Après une Ouverture du Toréador (Adolphe Adam) brillamment exécuté par le chef espagnol Manuel Lopez-Gomez - placé à la tête d'un Münchner Rundfunkorchester qui apparaîtra la soirée durant comme galvanisé par la présence du ténor -, Florez débute son récital avec la célèbre romance de Nadir, « Je crois entendre encore » (Les Pêcheurs de perles), qui confirme ses affinités avec les rôles de demi-caractère. Comment ne pas être frappé cependant - ce qu'il nous a confirmé lors d'une Interview avant le concert - par le fait que la voix possède désormais un medium plus nourri, des couleurs presque barytonales, sans que le phrasé n'ait rien perdu de son infinie délicatesse, comme le prouve l'air qui suit, « A la voix d'un amant fidèle », tiré de La jolie fille de Perth de Bizet.

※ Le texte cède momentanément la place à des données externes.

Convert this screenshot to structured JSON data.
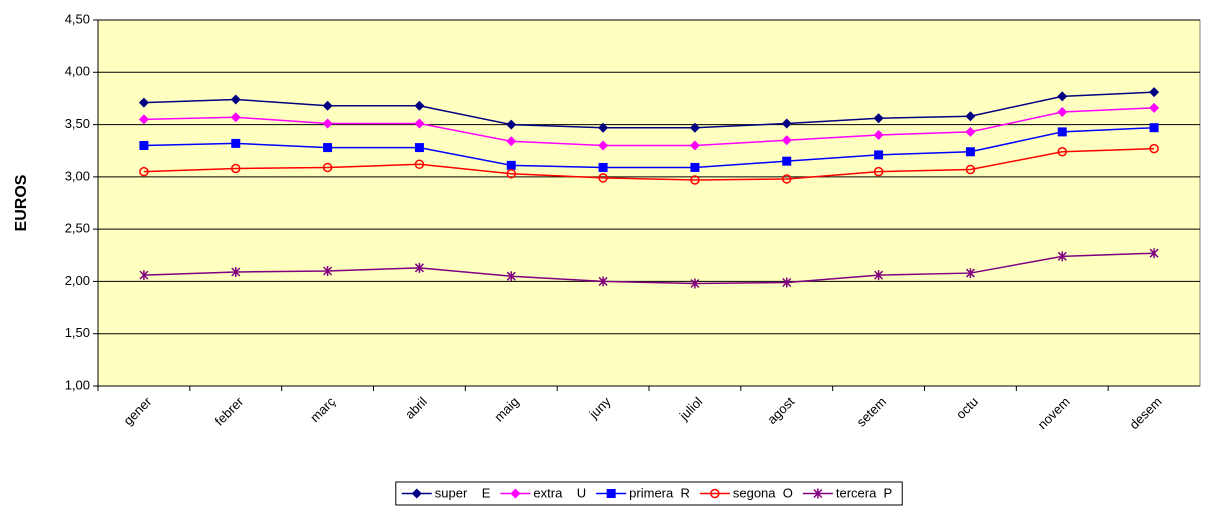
{
  "chart_data": {
    "type": "line",
    "y_label": "EUROS",
    "categories": [
      "gener",
      "febrer",
      "març",
      "abril",
      "maig",
      "juny",
      "juliol",
      "agost",
      "setem",
      "octu",
      "novem",
      "desem"
    ],
    "ylim": [
      1.0,
      4.5
    ],
    "yticks": [
      {
        "value": 1.0,
        "label": "1,00"
      },
      {
        "value": 1.5,
        "label": "1,50"
      },
      {
        "value": 2.0,
        "label": "2,00"
      },
      {
        "value": 2.5,
        "label": "2,50"
      },
      {
        "value": 3.0,
        "label": "3,00"
      },
      {
        "value": 3.5,
        "label": "3,50"
      },
      {
        "value": 4.0,
        "label": "4,00"
      },
      {
        "value": 4.5,
        "label": "4,50"
      }
    ],
    "grid": true,
    "legend": "bottom",
    "series": [
      {
        "name": "super    E",
        "color": "#000080",
        "marker": "diamond",
        "values": [
          3.71,
          3.74,
          3.68,
          3.68,
          3.5,
          3.47,
          3.47,
          3.51,
          3.56,
          3.58,
          3.77,
          3.81
        ]
      },
      {
        "name": "extra    U",
        "color": "#ff00ff",
        "marker": "diamond",
        "values": [
          3.55,
          3.57,
          3.51,
          3.51,
          3.34,
          3.3,
          3.3,
          3.35,
          3.4,
          3.43,
          3.62,
          3.66
        ]
      },
      {
        "name": "primera  R",
        "color": "#0000ff",
        "marker": "square",
        "values": [
          3.3,
          3.32,
          3.28,
          3.28,
          3.11,
          3.09,
          3.09,
          3.15,
          3.21,
          3.24,
          3.43,
          3.47
        ]
      },
      {
        "name": "segona  O",
        "color": "#ff0000",
        "marker": "circle",
        "values": [
          3.05,
          3.08,
          3.09,
          3.12,
          3.03,
          2.99,
          2.97,
          2.98,
          3.05,
          3.07,
          3.24,
          3.27
        ]
      },
      {
        "name": "tercera  P",
        "color": "#800080",
        "marker": "star",
        "values": [
          2.06,
          2.09,
          2.1,
          2.13,
          2.05,
          2.0,
          1.98,
          1.99,
          2.06,
          2.08,
          2.24,
          2.27
        ]
      }
    ]
  }
}
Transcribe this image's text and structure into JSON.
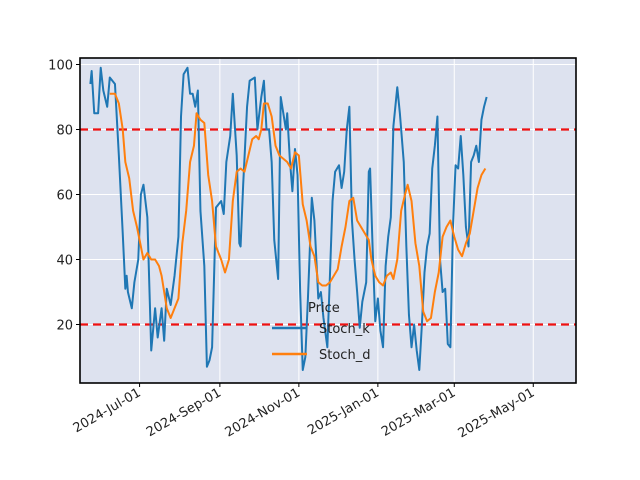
{
  "chart_data": {
    "type": "line",
    "title": "",
    "xlabel": "",
    "ylabel": "",
    "ylim": [
      2,
      102
    ],
    "xlim": [
      "2024-05-16",
      "2025-06-03"
    ],
    "x_ticks": [
      "2024-07-01",
      "2024-09-01",
      "2024-11-01",
      "2025-01-01",
      "2025-03-01",
      "2025-05-01"
    ],
    "x_tick_labels": [
      "2024-Jul-01",
      "2024-Sep-01",
      "2024-Nov-01",
      "2025-Jan-01",
      "2025-Mar-01",
      "2025-May-01"
    ],
    "y_ticks": [
      20,
      40,
      60,
      80,
      100
    ],
    "y_tick_labels": [
      "20",
      "40",
      "60",
      "80",
      "100"
    ],
    "grid": true,
    "background": "#dde2ef",
    "thresholds": [
      {
        "value": 80,
        "color": "#ee1111",
        "style": "dashed"
      },
      {
        "value": 20,
        "color": "#ee1111",
        "style": "dashed"
      }
    ],
    "legend": {
      "title": "Price",
      "placement": "lower-center"
    },
    "series": [
      {
        "name": "Stoch_k",
        "color": "#1f77b4",
        "points": [
          [
            "2024-05-24",
            94
          ],
          [
            "2024-05-25",
            98
          ],
          [
            "2024-05-27",
            85
          ],
          [
            "2024-05-30",
            85
          ],
          [
            "2024-06-01",
            99
          ],
          [
            "2024-06-03",
            92
          ],
          [
            "2024-06-06",
            87
          ],
          [
            "2024-06-08",
            96
          ],
          [
            "2024-06-12",
            94
          ],
          [
            "2024-06-15",
            72
          ],
          [
            "2024-06-18",
            48
          ],
          [
            "2024-06-20",
            31
          ],
          [
            "2024-06-21",
            35
          ],
          [
            "2024-06-22",
            30
          ],
          [
            "2024-06-25",
            25
          ],
          [
            "2024-06-27",
            33
          ],
          [
            "2024-06-30",
            40
          ],
          [
            "2024-07-02",
            60
          ],
          [
            "2024-07-04",
            63
          ],
          [
            "2024-07-07",
            53
          ],
          [
            "2024-07-10",
            12
          ],
          [
            "2024-07-13",
            25
          ],
          [
            "2024-07-15",
            16
          ],
          [
            "2024-07-18",
            25
          ],
          [
            "2024-07-20",
            15
          ],
          [
            "2024-07-22",
            31
          ],
          [
            "2024-07-25",
            26
          ],
          [
            "2024-07-28",
            35
          ],
          [
            "2024-07-31",
            47
          ],
          [
            "2024-08-02",
            84
          ],
          [
            "2024-08-04",
            97
          ],
          [
            "2024-08-07",
            99
          ],
          [
            "2024-08-09",
            91
          ],
          [
            "2024-08-11",
            91
          ],
          [
            "2024-08-13",
            87
          ],
          [
            "2024-08-15",
            92
          ],
          [
            "2024-08-17",
            55
          ],
          [
            "2024-08-20",
            38
          ],
          [
            "2024-08-22",
            7
          ],
          [
            "2024-08-24",
            9
          ],
          [
            "2024-08-26",
            13
          ],
          [
            "2024-08-29",
            56
          ],
          [
            "2024-09-02",
            58
          ],
          [
            "2024-09-04",
            54
          ],
          [
            "2024-09-06",
            70
          ],
          [
            "2024-09-09",
            78
          ],
          [
            "2024-09-11",
            91
          ],
          [
            "2024-09-14",
            72
          ],
          [
            "2024-09-16",
            45
          ],
          [
            "2024-09-17",
            44
          ],
          [
            "2024-09-19",
            63
          ],
          [
            "2024-09-22",
            87
          ],
          [
            "2024-09-24",
            95
          ],
          [
            "2024-09-28",
            96
          ],
          [
            "2024-09-30",
            80
          ],
          [
            "2024-10-03",
            90
          ],
          [
            "2024-10-05",
            95
          ],
          [
            "2024-10-07",
            80
          ],
          [
            "2024-10-09",
            80
          ],
          [
            "2024-10-11",
            70
          ],
          [
            "2024-10-13",
            46
          ],
          [
            "2024-10-16",
            34
          ],
          [
            "2024-10-18",
            90
          ],
          [
            "2024-10-20",
            85
          ],
          [
            "2024-10-22",
            80
          ],
          [
            "2024-10-23",
            85
          ],
          [
            "2024-10-25",
            71
          ],
          [
            "2024-10-27",
            61
          ],
          [
            "2024-10-29",
            74
          ],
          [
            "2024-10-31",
            66
          ],
          [
            "2024-11-02",
            30
          ],
          [
            "2024-11-04",
            6
          ],
          [
            "2024-11-06",
            10
          ],
          [
            "2024-11-08",
            28
          ],
          [
            "2024-11-11",
            59
          ],
          [
            "2024-11-13",
            52
          ],
          [
            "2024-11-16",
            28
          ],
          [
            "2024-11-18",
            30
          ],
          [
            "2024-11-20",
            22
          ],
          [
            "2024-11-23",
            13
          ],
          [
            "2024-11-25",
            35
          ],
          [
            "2024-11-27",
            58
          ],
          [
            "2024-11-29",
            67
          ],
          [
            "2024-12-02",
            69
          ],
          [
            "2024-12-04",
            62
          ],
          [
            "2024-12-06",
            67
          ],
          [
            "2024-12-08",
            80
          ],
          [
            "2024-12-10",
            87
          ],
          [
            "2024-12-12",
            52
          ],
          [
            "2024-12-14",
            40
          ],
          [
            "2024-12-16",
            30
          ],
          [
            "2024-12-18",
            19
          ],
          [
            "2024-12-20",
            27
          ],
          [
            "2024-12-23",
            33
          ],
          [
            "2024-12-25",
            67
          ],
          [
            "2024-12-26",
            68
          ],
          [
            "2024-12-28",
            43
          ],
          [
            "2024-12-30",
            21
          ],
          [
            "2025-01-01",
            28
          ],
          [
            "2025-01-03",
            18
          ],
          [
            "2025-01-05",
            13
          ],
          [
            "2025-01-07",
            38
          ],
          [
            "2025-01-09",
            47
          ],
          [
            "2025-01-11",
            53
          ],
          [
            "2025-01-13",
            81
          ],
          [
            "2025-01-16",
            93
          ],
          [
            "2025-01-18",
            85
          ],
          [
            "2025-01-21",
            70
          ],
          [
            "2025-01-23",
            44
          ],
          [
            "2025-01-25",
            23
          ],
          [
            "2025-01-27",
            13
          ],
          [
            "2025-01-29",
            20
          ],
          [
            "2025-01-31",
            12
          ],
          [
            "2025-02-02",
            6
          ],
          [
            "2025-02-04",
            20
          ],
          [
            "2025-02-06",
            36
          ],
          [
            "2025-02-08",
            44
          ],
          [
            "2025-02-10",
            48
          ],
          [
            "2025-02-12",
            68
          ],
          [
            "2025-02-14",
            75
          ],
          [
            "2025-02-16",
            84
          ],
          [
            "2025-02-18",
            40
          ],
          [
            "2025-02-20",
            30
          ],
          [
            "2025-02-22",
            31
          ],
          [
            "2025-02-24",
            14
          ],
          [
            "2025-02-26",
            13
          ],
          [
            "2025-02-28",
            50
          ],
          [
            "2025-03-02",
            69
          ],
          [
            "2025-03-04",
            68
          ],
          [
            "2025-03-06",
            78
          ],
          [
            "2025-03-08",
            66
          ],
          [
            "2025-03-10",
            50
          ],
          [
            "2025-03-12",
            44
          ],
          [
            "2025-03-14",
            70
          ],
          [
            "2025-03-16",
            72
          ],
          [
            "2025-03-18",
            75
          ],
          [
            "2025-03-20",
            70
          ],
          [
            "2025-03-22",
            83
          ],
          [
            "2025-03-24",
            87
          ],
          [
            "2025-03-26",
            90
          ]
        ]
      },
      {
        "name": "Stoch_d",
        "color": "#ff7f0e",
        "points": [
          [
            "2024-06-08",
            91
          ],
          [
            "2024-06-12",
            91
          ],
          [
            "2024-06-15",
            88
          ],
          [
            "2024-06-18",
            80
          ],
          [
            "2024-06-20",
            70
          ],
          [
            "2024-06-23",
            65
          ],
          [
            "2024-06-26",
            55
          ],
          [
            "2024-06-29",
            50
          ],
          [
            "2024-07-02",
            44
          ],
          [
            "2024-07-04",
            40
          ],
          [
            "2024-07-07",
            42
          ],
          [
            "2024-07-10",
            40
          ],
          [
            "2024-07-13",
            40
          ],
          [
            "2024-07-16",
            38
          ],
          [
            "2024-07-18",
            35
          ],
          [
            "2024-07-20",
            30
          ],
          [
            "2024-07-22",
            25
          ],
          [
            "2024-07-25",
            22
          ],
          [
            "2024-07-28",
            25
          ],
          [
            "2024-07-31",
            28
          ],
          [
            "2024-08-03",
            45
          ],
          [
            "2024-08-06",
            55
          ],
          [
            "2024-08-09",
            70
          ],
          [
            "2024-08-12",
            75
          ],
          [
            "2024-08-14",
            85
          ],
          [
            "2024-08-17",
            83
          ],
          [
            "2024-08-20",
            82
          ],
          [
            "2024-08-23",
            66
          ],
          [
            "2024-08-26",
            58
          ],
          [
            "2024-08-29",
            44
          ],
          [
            "2024-09-02",
            40
          ],
          [
            "2024-09-05",
            36
          ],
          [
            "2024-09-08",
            40
          ],
          [
            "2024-09-11",
            58
          ],
          [
            "2024-09-14",
            67
          ],
          [
            "2024-09-17",
            68
          ],
          [
            "2024-09-20",
            67
          ],
          [
            "2024-09-23",
            72
          ],
          [
            "2024-09-26",
            77
          ],
          [
            "2024-09-29",
            78
          ],
          [
            "2024-10-01",
            77
          ],
          [
            "2024-10-03",
            80
          ],
          [
            "2024-10-05",
            88
          ],
          [
            "2024-10-08",
            88
          ],
          [
            "2024-10-11",
            84
          ],
          [
            "2024-10-14",
            75
          ],
          [
            "2024-10-17",
            72
          ],
          [
            "2024-10-20",
            71
          ],
          [
            "2024-10-23",
            70
          ],
          [
            "2024-10-26",
            68
          ],
          [
            "2024-10-29",
            73
          ],
          [
            "2024-11-01",
            72
          ],
          [
            "2024-11-04",
            57
          ],
          [
            "2024-11-07",
            52
          ],
          [
            "2024-11-10",
            44
          ],
          [
            "2024-11-13",
            41
          ],
          [
            "2024-11-16",
            33
          ],
          [
            "2024-11-19",
            32
          ],
          [
            "2024-11-22",
            32
          ],
          [
            "2024-11-25",
            33
          ],
          [
            "2024-11-28",
            35
          ],
          [
            "2024-12-01",
            37
          ],
          [
            "2024-12-04",
            44
          ],
          [
            "2024-12-07",
            50
          ],
          [
            "2024-12-10",
            58
          ],
          [
            "2024-12-13",
            59
          ],
          [
            "2024-12-16",
            52
          ],
          [
            "2024-12-19",
            50
          ],
          [
            "2024-12-22",
            48
          ],
          [
            "2024-12-25",
            46
          ],
          [
            "2024-12-27",
            40
          ],
          [
            "2024-12-30",
            35
          ],
          [
            "2025-01-02",
            33
          ],
          [
            "2025-01-05",
            32
          ],
          [
            "2025-01-08",
            35
          ],
          [
            "2025-01-11",
            36
          ],
          [
            "2025-01-13",
            34
          ],
          [
            "2025-01-16",
            40
          ],
          [
            "2025-01-19",
            55
          ],
          [
            "2025-01-22",
            60
          ],
          [
            "2025-01-24",
            63
          ],
          [
            "2025-01-27",
            58
          ],
          [
            "2025-01-30",
            45
          ],
          [
            "2025-02-02",
            38
          ],
          [
            "2025-02-05",
            24
          ],
          [
            "2025-02-08",
            21
          ],
          [
            "2025-02-11",
            22
          ],
          [
            "2025-02-14",
            30
          ],
          [
            "2025-02-17",
            36
          ],
          [
            "2025-02-20",
            47
          ],
          [
            "2025-02-23",
            50
          ],
          [
            "2025-02-26",
            52
          ],
          [
            "2025-03-01",
            47
          ],
          [
            "2025-03-04",
            43
          ],
          [
            "2025-03-07",
            41
          ],
          [
            "2025-03-10",
            45
          ],
          [
            "2025-03-13",
            48
          ],
          [
            "2025-03-16",
            55
          ],
          [
            "2025-03-19",
            62
          ],
          [
            "2025-03-22",
            66
          ],
          [
            "2025-03-25",
            68
          ]
        ]
      }
    ]
  }
}
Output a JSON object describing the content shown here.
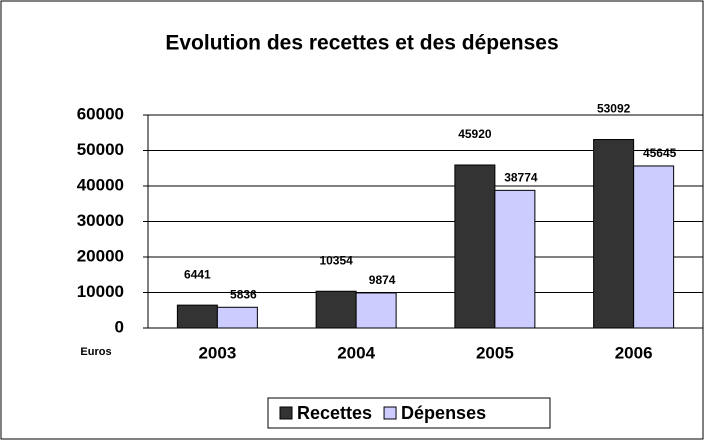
{
  "chart_data": {
    "type": "bar",
    "title": "Evolution des recettes et des dépenses",
    "y_label": "Euros",
    "categories": [
      "2003",
      "2004",
      "2005",
      "2006"
    ],
    "series": [
      {
        "name": "Recettes",
        "color": "#333333",
        "values": [
          6441,
          10354,
          45920,
          53092
        ]
      },
      {
        "name": "Dépenses",
        "color": "#ccccff",
        "values": [
          5836,
          9874,
          38774,
          45645
        ]
      }
    ],
    "ylim": [
      0,
      60000
    ],
    "yticks": [
      0,
      10000,
      20000,
      30000,
      40000,
      50000,
      60000
    ],
    "grid": true,
    "legend": "bottom"
  }
}
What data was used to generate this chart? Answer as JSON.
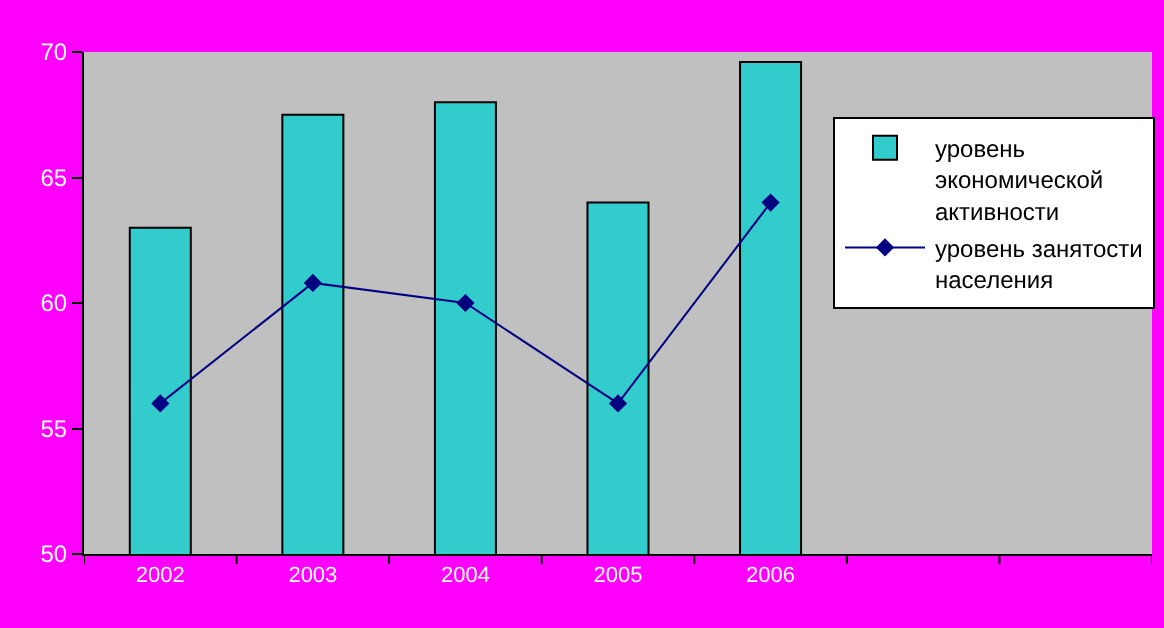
{
  "chart_data": {
    "type": "bar",
    "categories": [
      "2002",
      "2003",
      "2004",
      "2005",
      "2006",
      null,
      null
    ],
    "series": [
      {
        "name": "уровень экономической активности",
        "color": "#33cccc",
        "values": [
          63,
          67.5,
          68,
          64,
          69.6,
          null,
          null
        ]
      },
      {
        "name": "уровень занятости населения",
        "type": "line",
        "color": "#000080",
        "marker": "diamond",
        "values": [
          56,
          60.8,
          60,
          56,
          64,
          null,
          null
        ]
      }
    ],
    "ylim": [
      50,
      70
    ],
    "yticks": [
      50,
      55,
      60,
      65,
      70
    ],
    "grid": false,
    "legend": "right"
  }
}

Autre constat, sa diction de notre langue est aujourd'hui parfaite, sans même la pointe d'accent qu'elle arborait autrefois, comme on peut le noter dans les deux airs de Werther qu'il délivre ensuite, « O nature, pleine de grâce » et « Pourquoi me réveiller », dernier air qui atteint peut-être les limites naturelles de sa voix, mais dont le luxe de raffinements ne peut qu'emporter l'adhésion, comme vient le souligner la salve nourrie d'applaudissements qu'il obtient de la part du public à la fin.
Après l'entracte, Florez renoue avec le triomphe qu'il a obtenu dernièrement avec le rôle de Fernand, dans La Favorite de Donizetti, notamment au Théâtre des Champs-Elysées et à l'Opéra de Monte-Carlo (nous y étions) : il en délivre le premier air, « Une femme, un ange inconnu », ciselé avec un incroyable sens du détail et des nuances. Place à une rareté ensuite, l'air de Iopas « O blonde Cérès » issu des Troyens de Berlioz, où il peut distiller à la fois son sens de la poésie comme son art de la déclamation. Nouveau triomphe dans la salle...
Il poursuit avec un rôle qu'il vient tout juste d'aborder dans son pays natal - c'était le mois dernier à l'Opéra de Lima -, celui de Roméo, à travers le célébrissime air « L'amour...Ah, lève toi soleil ! » (qui donne son nom à la soirée comme au disque). L'art avec lequel, après une reprise piano, il termine cet air sur une note mezzo-forte qu'il enfle graduellement pour atteindre un fortissimo électrisant, soulève à nouveau l'enthousiasme du public. Il achève la soirée avec un air plus léger tiré de La Belle Hélène d'Offenbach, « Sur le Mont Ida », qu'il interprète avec beaucoup de malice, ce qui plaît beaucoup à une audience qui devient survoltée dans son espérance de quelques bis. Et Florez n'en est pas avare en délivrant notamment deux airs de Verdi, le rare « Je veux encore entendre ta voix » tiré de son Jérusalem (version française d'I Lombardi) et surtout le tube qu'est « La donna è mobile », exécuté avec une urgence et une sincérité dans l'accent tout simplement confondantes. C'est donc debout que les bavarois finissent de remercier leur idole !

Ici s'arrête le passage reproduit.